School of Economics and Social Sciences (SESS)

Department

Department of Social Sciences & Liberal Arts

Date of Award

Spring 2025

Date of Submission

2025-07-30

Advisor

Soha Macktoom

Project Type

SSLA Culminating Experience

Access Type

Restricted Access

Keywords

Climate Change, traditional ecological knowledge, indigenous knowledge loss, Ibrahim Hyderi, epistemic fragmentation

Abstract

This study examines the interplay of climate change, media representation, and economic instability in eroding the traditional fishing expertise of the coastal population in Ibrahim Hyderi, Karachi. Based on comprehensive interviews with seven male participants from various generations, this research explores both the nature of the loss and the ways in which fishermen experience, reject, or rationalize it.

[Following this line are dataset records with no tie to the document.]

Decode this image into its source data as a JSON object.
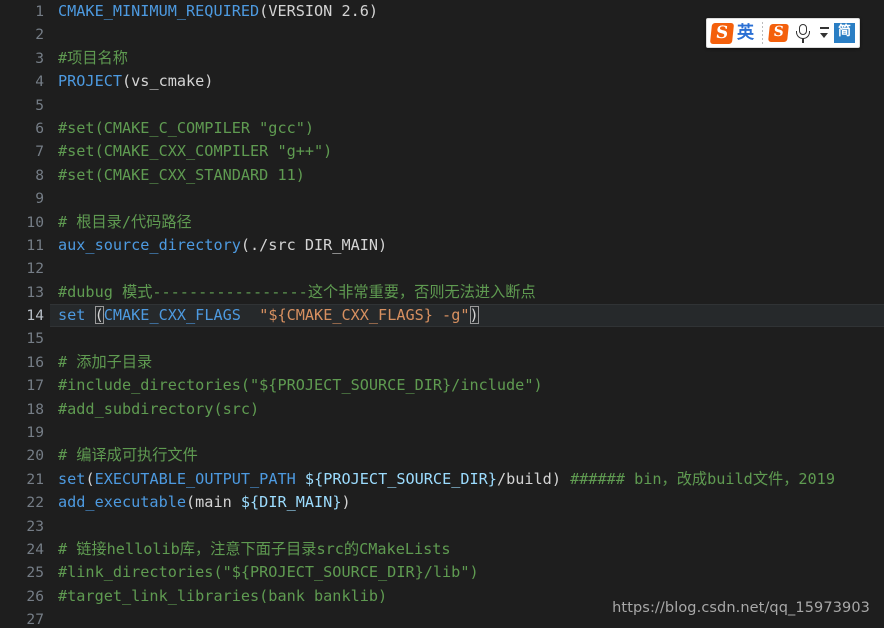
{
  "editor": {
    "language": "cmake",
    "theme": "dark",
    "background_color": "#1e1e1e",
    "active_line_color": "#26292b",
    "active_line_number": 14,
    "colors": {
      "function": "#4d9ae0",
      "comment": "#5f9b51",
      "string": "#d79060",
      "plain": "#d4d4d4",
      "variable": "#9cdcfe",
      "gutter": "#757d86"
    },
    "lines": [
      {
        "num": "1",
        "tokens": [
          {
            "t": "CMAKE_MINIMUM_REQUIRED",
            "c": "tk-fn"
          },
          {
            "t": "(VERSION 2.6)",
            "c": "tk-plain"
          }
        ]
      },
      {
        "num": "2",
        "tokens": []
      },
      {
        "num": "3",
        "tokens": [
          {
            "t": "#项目名称",
            "c": "tk-cmt"
          }
        ]
      },
      {
        "num": "4",
        "tokens": [
          {
            "t": "PROJECT",
            "c": "tk-fn"
          },
          {
            "t": "(vs_cmake)",
            "c": "tk-plain"
          }
        ]
      },
      {
        "num": "5",
        "tokens": []
      },
      {
        "num": "6",
        "tokens": [
          {
            "t": "#set(CMAKE_C_COMPILER \"gcc\")",
            "c": "tk-cmt"
          }
        ]
      },
      {
        "num": "7",
        "tokens": [
          {
            "t": "#set(CMAKE_CXX_COMPILER \"g++\")",
            "c": "tk-cmt"
          }
        ]
      },
      {
        "num": "8",
        "tokens": [
          {
            "t": "#set(CMAKE_CXX_STANDARD 11)",
            "c": "tk-cmt"
          }
        ]
      },
      {
        "num": "9",
        "tokens": []
      },
      {
        "num": "10",
        "tokens": [
          {
            "t": "# 根目录/代码路径",
            "c": "tk-cmt"
          }
        ]
      },
      {
        "num": "11",
        "tokens": [
          {
            "t": "aux_source_directory",
            "c": "tk-fn"
          },
          {
            "t": "(./src DIR_MAIN)",
            "c": "tk-plain"
          }
        ]
      },
      {
        "num": "12",
        "tokens": []
      },
      {
        "num": "13",
        "tokens": [
          {
            "t": "#dubug 模式-----------------这个非常重要，否则无法进入断点",
            "c": "tk-cmt"
          }
        ]
      },
      {
        "num": "14",
        "active": true,
        "tokens": [
          {
            "t": "set ",
            "c": "tk-fn"
          },
          {
            "t": "(",
            "c": "bracket"
          },
          {
            "t": "CMAKE_CXX_FLAGS",
            "c": "tk-fn"
          },
          {
            "t": "  ",
            "c": "tk-plain"
          },
          {
            "t": "\"${CMAKE_CXX_FLAGS} -g\"",
            "c": "tk-str"
          },
          {
            "t": ")",
            "c": "bracket"
          }
        ]
      },
      {
        "num": "15",
        "tokens": []
      },
      {
        "num": "16",
        "tokens": [
          {
            "t": "# 添加子目录",
            "c": "tk-cmt"
          }
        ]
      },
      {
        "num": "17",
        "tokens": [
          {
            "t": "#include_directories(\"${PROJECT_SOURCE_DIR}/include\")",
            "c": "tk-cmt"
          }
        ]
      },
      {
        "num": "18",
        "tokens": [
          {
            "t": "#add_subdirectory(src)",
            "c": "tk-cmt"
          }
        ]
      },
      {
        "num": "19",
        "tokens": []
      },
      {
        "num": "20",
        "tokens": [
          {
            "t": "# 编译成可执行文件",
            "c": "tk-cmt"
          }
        ]
      },
      {
        "num": "21",
        "tokens": [
          {
            "t": "set",
            "c": "tk-fn"
          },
          {
            "t": "(",
            "c": "tk-plain"
          },
          {
            "t": "EXECUTABLE_OUTPUT_PATH",
            "c": "tk-fn"
          },
          {
            "t": " ",
            "c": "tk-plain"
          },
          {
            "t": "${PROJECT_SOURCE_DIR}",
            "c": "tk-var"
          },
          {
            "t": "/build)",
            "c": "tk-plain"
          },
          {
            "t": " ###### bin，改成build文件，2019",
            "c": "tk-cmt"
          }
        ]
      },
      {
        "num": "22",
        "tokens": [
          {
            "t": "add_executable",
            "c": "tk-fn"
          },
          {
            "t": "(main ",
            "c": "tk-plain"
          },
          {
            "t": "${DIR_MAIN}",
            "c": "tk-var"
          },
          {
            "t": ")",
            "c": "tk-plain"
          }
        ]
      },
      {
        "num": "23",
        "tokens": []
      },
      {
        "num": "24",
        "tokens": [
          {
            "t": "# 链接hellolib库，注意下面子目录src的CMakeLists",
            "c": "tk-cmt"
          }
        ]
      },
      {
        "num": "25",
        "tokens": [
          {
            "t": "#link_directories(\"${PROJECT_SOURCE_DIR}/lib\")",
            "c": "tk-cmt"
          }
        ]
      },
      {
        "num": "26",
        "tokens": [
          {
            "t": "#target_link_libraries(bank banklib)",
            "c": "tk-cmt"
          }
        ]
      },
      {
        "num": "27",
        "tokens": []
      }
    ]
  },
  "ime": {
    "name": "sogou-input-method",
    "logo_text": "S",
    "mode_label": "英",
    "logo_color": "#f4600c",
    "mode_color": "#2a6fd4",
    "keyboard_label": "简",
    "keyboard_color": "#2a7ec4"
  },
  "watermark": {
    "text": "https://blog.csdn.net/qq_15973903"
  }
}
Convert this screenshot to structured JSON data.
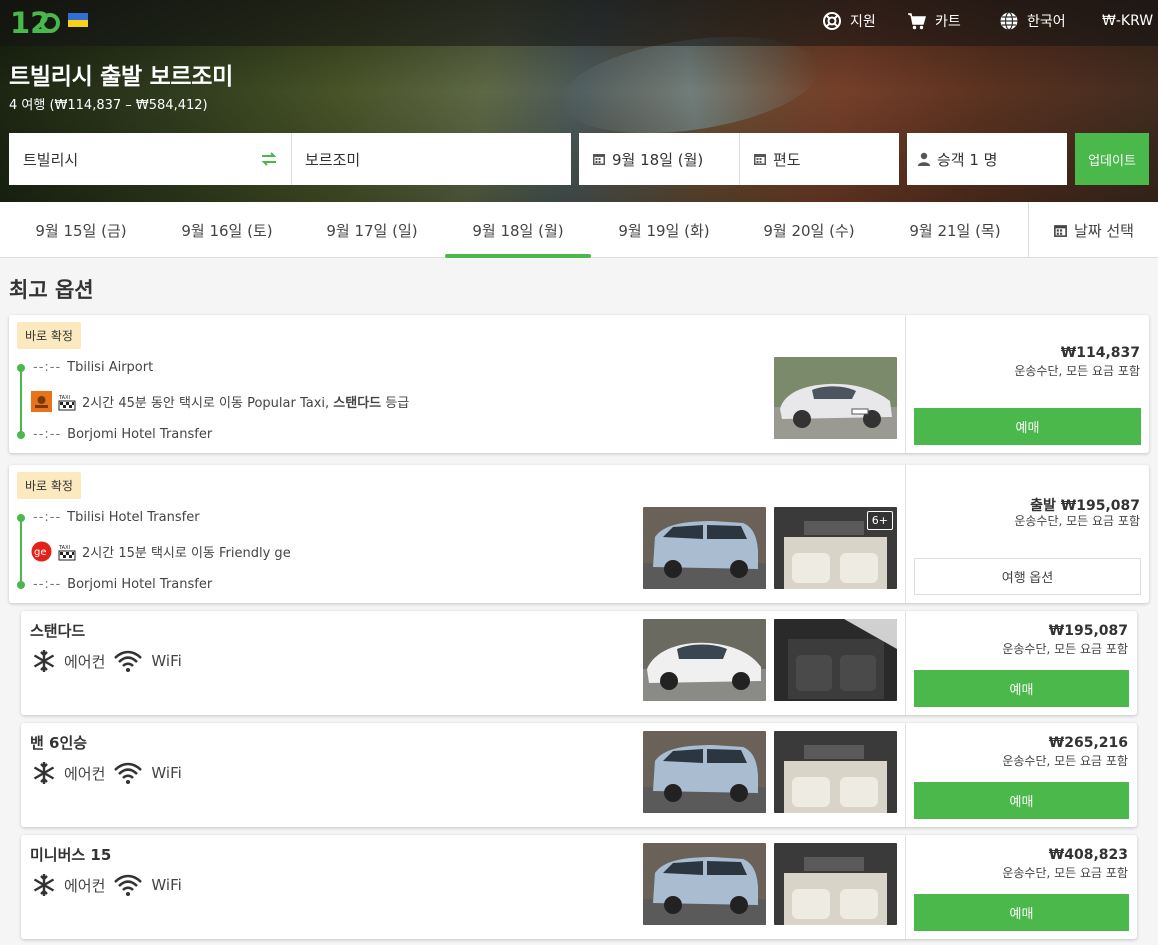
{
  "header": {
    "nav": {
      "support": "지원",
      "cart": "카트",
      "language": "한국어",
      "currency": "₩-KRW"
    },
    "title": "트빌리시 출발 보르조미",
    "subtitle": "4 여행 (₩114,837 – ₩584,412)"
  },
  "search": {
    "from": "트빌리시",
    "to": "보르조미",
    "date": "9월 18일 (월)",
    "trip_type": "편도",
    "passengers": "승객 1 명",
    "update_label": "업데이트"
  },
  "dates": {
    "tabs": [
      "9월 15일 (금)",
      "9월 16일 (토)",
      "9월 17일 (일)",
      "9월 18일 (월)",
      "9월 19일 (화)",
      "9월 20일 (수)",
      "9월 21일 (목)"
    ],
    "active_index": 3,
    "pick_label": "날짜 선택"
  },
  "section_title": "최고 옵션",
  "results": [
    {
      "badge": "바로 확정",
      "depart_time": "--:--",
      "depart_place": "Tbilisi Airport",
      "ride_pre": "2시간 45분 동안 택시로 이동 Popular Taxi, ",
      "ride_bold": "스탠다드",
      "ride_post": " 등급",
      "arrive_time": "--:--",
      "arrive_place": "Borjomi Hotel Transfer",
      "price": "₩114,837",
      "price_note": "운송수단, 모든 요금 포함",
      "button": "예매"
    },
    {
      "badge": "바로 확정",
      "depart_time": "--:--",
      "depart_place": "Tbilisi Hotel Transfer",
      "ride": "2시간 15분 택시로 이동 Friendly ge",
      "arrive_time": "--:--",
      "arrive_place": "Borjomi Hotel Transfer",
      "photo_more": "6+",
      "price": "출발 ₩195,087",
      "price_note": "운송수단, 모든 요금 포함",
      "button": "여행 옵션",
      "operator_logo": "ge"
    }
  ],
  "classes": [
    {
      "name": "스탠다드",
      "amenity_ac": "에어컨",
      "amenity_wifi": "WiFi",
      "price": "₩195,087",
      "price_note": "운송수단, 모든 요금 포함",
      "button": "예매"
    },
    {
      "name": "밴 6인승",
      "amenity_ac": "에어컨",
      "amenity_wifi": "WiFi",
      "price": "₩265,216",
      "price_note": "운송수단, 모든 요금 포함",
      "button": "예매"
    },
    {
      "name": "미니버스 15",
      "amenity_ac": "에어컨",
      "amenity_wifi": "WiFi",
      "price": "₩408,823",
      "price_note": "운송수단, 모든 요금 포함",
      "button": "예매"
    }
  ],
  "colors": {
    "accent": "#4ab84a",
    "badge_bg": "#fde9bf"
  }
}
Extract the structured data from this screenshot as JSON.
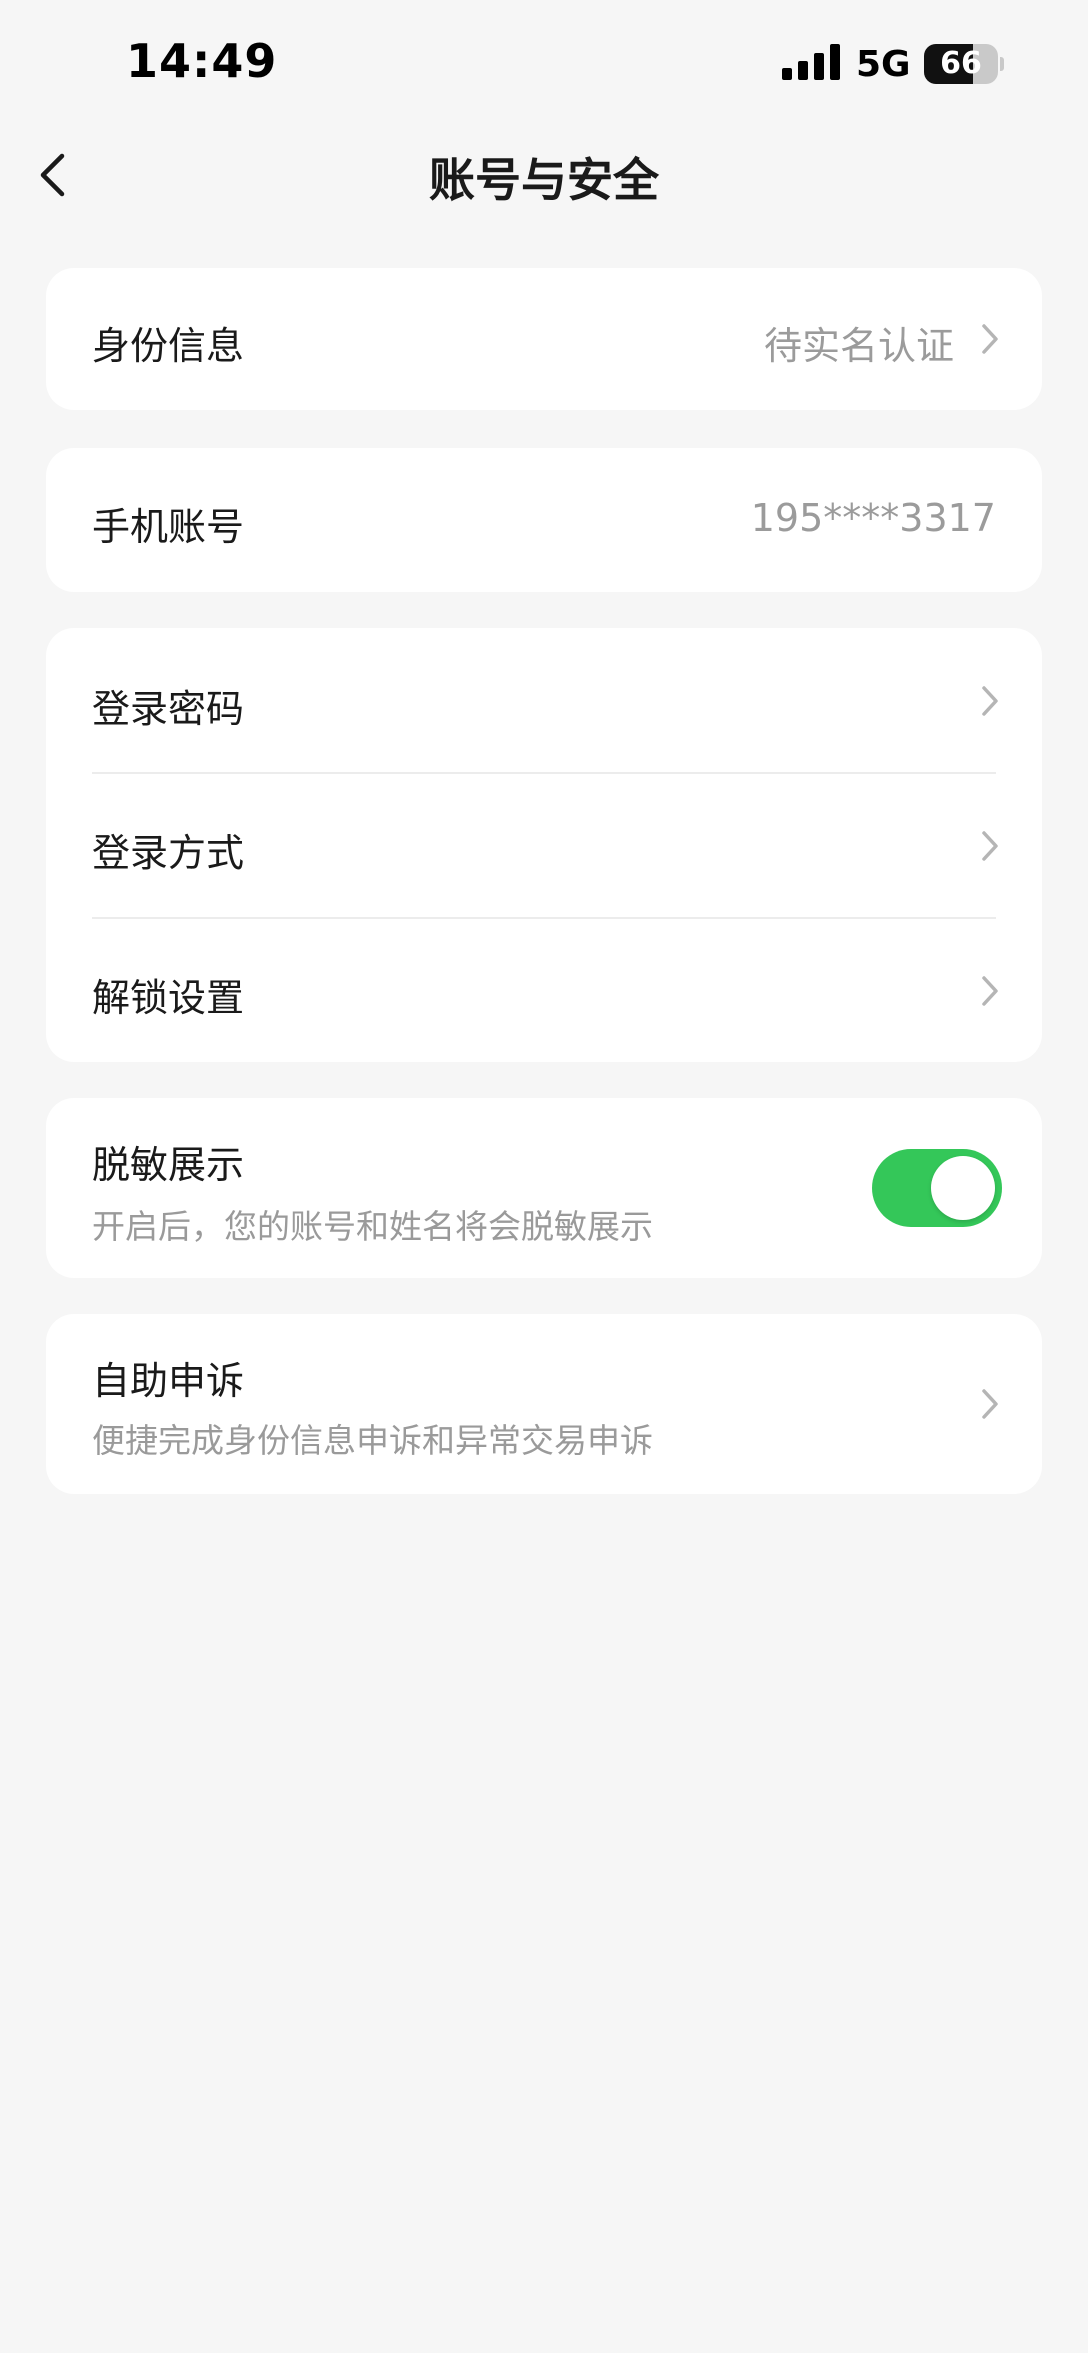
{
  "status_bar": {
    "time": "14:49",
    "network": "5G",
    "battery": "66",
    "battery_level": 0.66
  },
  "nav": {
    "title": "账号与安全",
    "back_icon": "chevron-left-icon"
  },
  "identity": {
    "label": "身份信息",
    "value": "待实名认证"
  },
  "phone": {
    "label": "手机账号",
    "value": "195****3317"
  },
  "login_group": {
    "items": [
      {
        "label": "登录密码"
      },
      {
        "label": "登录方式"
      },
      {
        "label": "解锁设置"
      }
    ]
  },
  "masking": {
    "label": "脱敏展示",
    "description": "开启后，您的账号和姓名将会脱敏展示",
    "enabled": true
  },
  "appeal": {
    "label": "自助申诉",
    "description": "便捷完成身份信息申诉和异常交易申诉"
  },
  "colors": {
    "toggle_on": "#34c759",
    "chevron": "#b5b5b5",
    "secondary_text": "#9b9b9b"
  }
}
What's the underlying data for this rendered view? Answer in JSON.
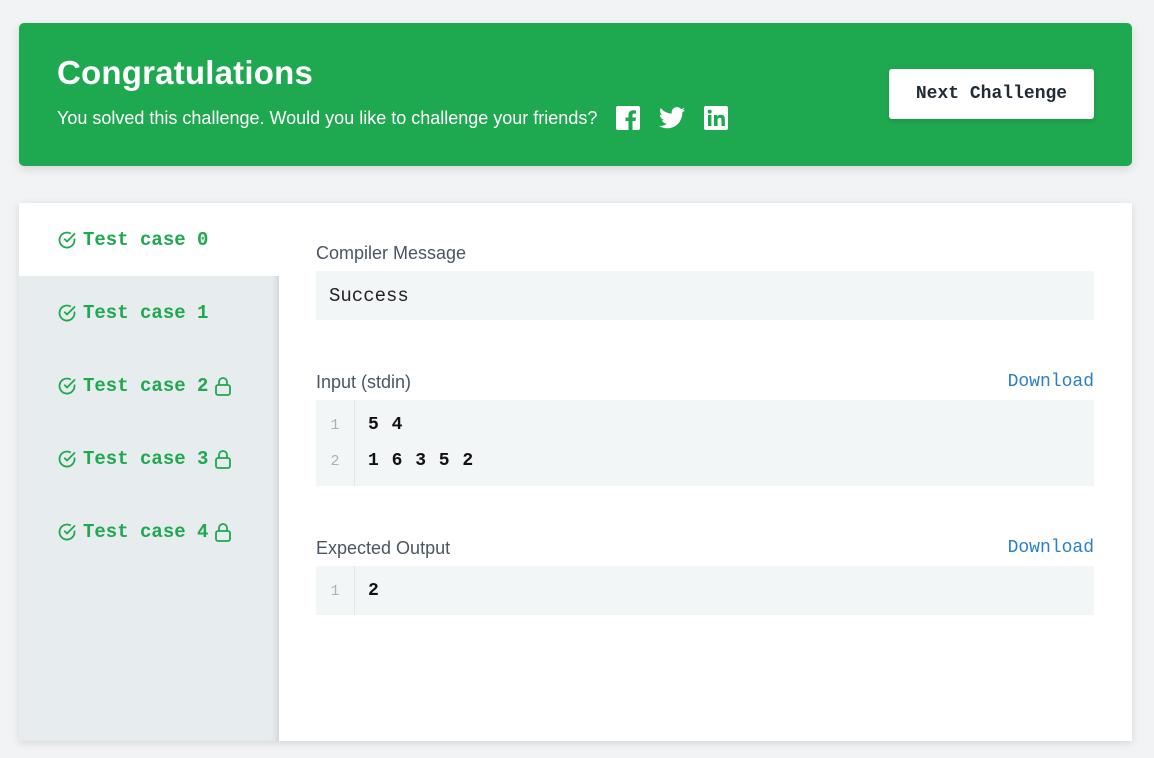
{
  "banner": {
    "title": "Congratulations",
    "subtitle": "You solved this challenge. Would you like to challenge your friends?",
    "social": [
      "facebook-icon",
      "twitter-icon",
      "linkedin-icon"
    ],
    "next_button": "Next Challenge",
    "color": "#1ea84f"
  },
  "tests": [
    {
      "label": "Test case 0",
      "locked": false,
      "active": true
    },
    {
      "label": "Test case 1",
      "locked": false,
      "active": false
    },
    {
      "label": "Test case 2",
      "locked": true,
      "active": false
    },
    {
      "label": "Test case 3",
      "locked": true,
      "active": false
    },
    {
      "label": "Test case 4",
      "locked": true,
      "active": false
    }
  ],
  "compiler": {
    "label": "Compiler Message",
    "message": "Success"
  },
  "input": {
    "label": "Input (stdin)",
    "download": "Download",
    "lines": [
      {
        "n": "1",
        "text": "5 4"
      },
      {
        "n": "2",
        "text": "1 6 3 5 2"
      }
    ]
  },
  "expected": {
    "label": "Expected Output",
    "download": "Download",
    "lines": [
      {
        "n": "1",
        "text": "2"
      }
    ]
  }
}
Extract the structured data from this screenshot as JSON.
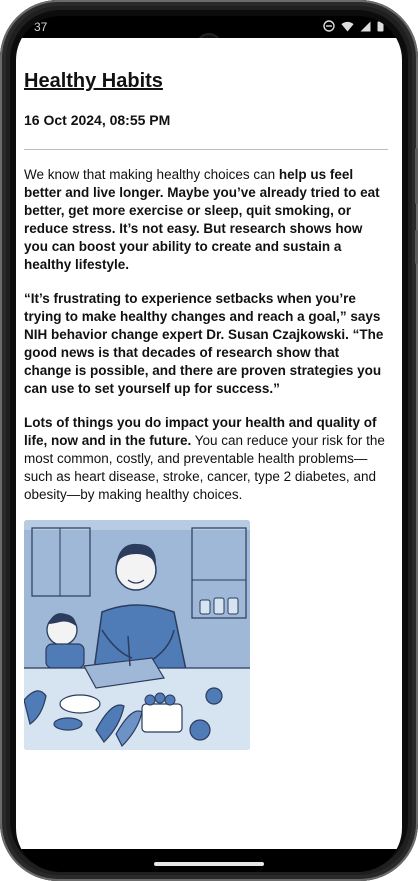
{
  "status_bar": {
    "time": "37",
    "icons": [
      "do-not-disturb-icon",
      "wifi-icon",
      "signal-icon",
      "battery-icon"
    ]
  },
  "article": {
    "title": "Healthy Habits",
    "date": "16 Oct 2024, 08:55 PM",
    "p1_regular_a": "We know that making healthy choices can ",
    "p1_bold_b": "help us feel better and live longer. Maybe you’ve already tried to eat better, get more exercise or sleep, quit smoking, or reduce stress. It’s not easy. But research shows how you can boost your ability to create and sustain a healthy lifestyle.",
    "p2_bold": "“It’s frustrating to experience setbacks when you’re trying to make healthy changes and reach a goal,” says NIH behavior change expert Dr. Susan Czajkowski. “The good news is that decades of research show that change is possible, and there are proven strategies you can use to set yourself up for success.”",
    "p3_bold": "Lots of things you do impact your health and quality of life, now and in the future.",
    "p3_regular": " You can reduce your risk for the most common, costly, and preventable health problems—such as heart disease, stroke, cancer, type 2 diabetes, and obesity—by making healthy choices."
  },
  "colors": {
    "illustration_blue": "#9fb8d8",
    "illustration_light": "#d6e3f1",
    "line": "#2b3c5c"
  }
}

The findings indicate an intricate conflict between traditional knowledge and the demands of modern life—not as a straightforward decline, but as a process shaped by structural marginalization and shifting epistemic values. Experienced fishermen express a feeling of bewilderment as ecological indicators become increasingly unreliable, while younger members engage with the sea through digital tools and innovation, often lacking awareness of the traditional systems they have bypassed. However, this shift is not purely technological; it is also discursive. Media narratives and institutional planning contribute to the epistemicide of local knowledge by framing indigenous expertise as outdated or irrelevant. This study places local perspectives at the forefront of a wider discourse on environmental instability, epistemic injustice, and the future of indigenous knowledge systems.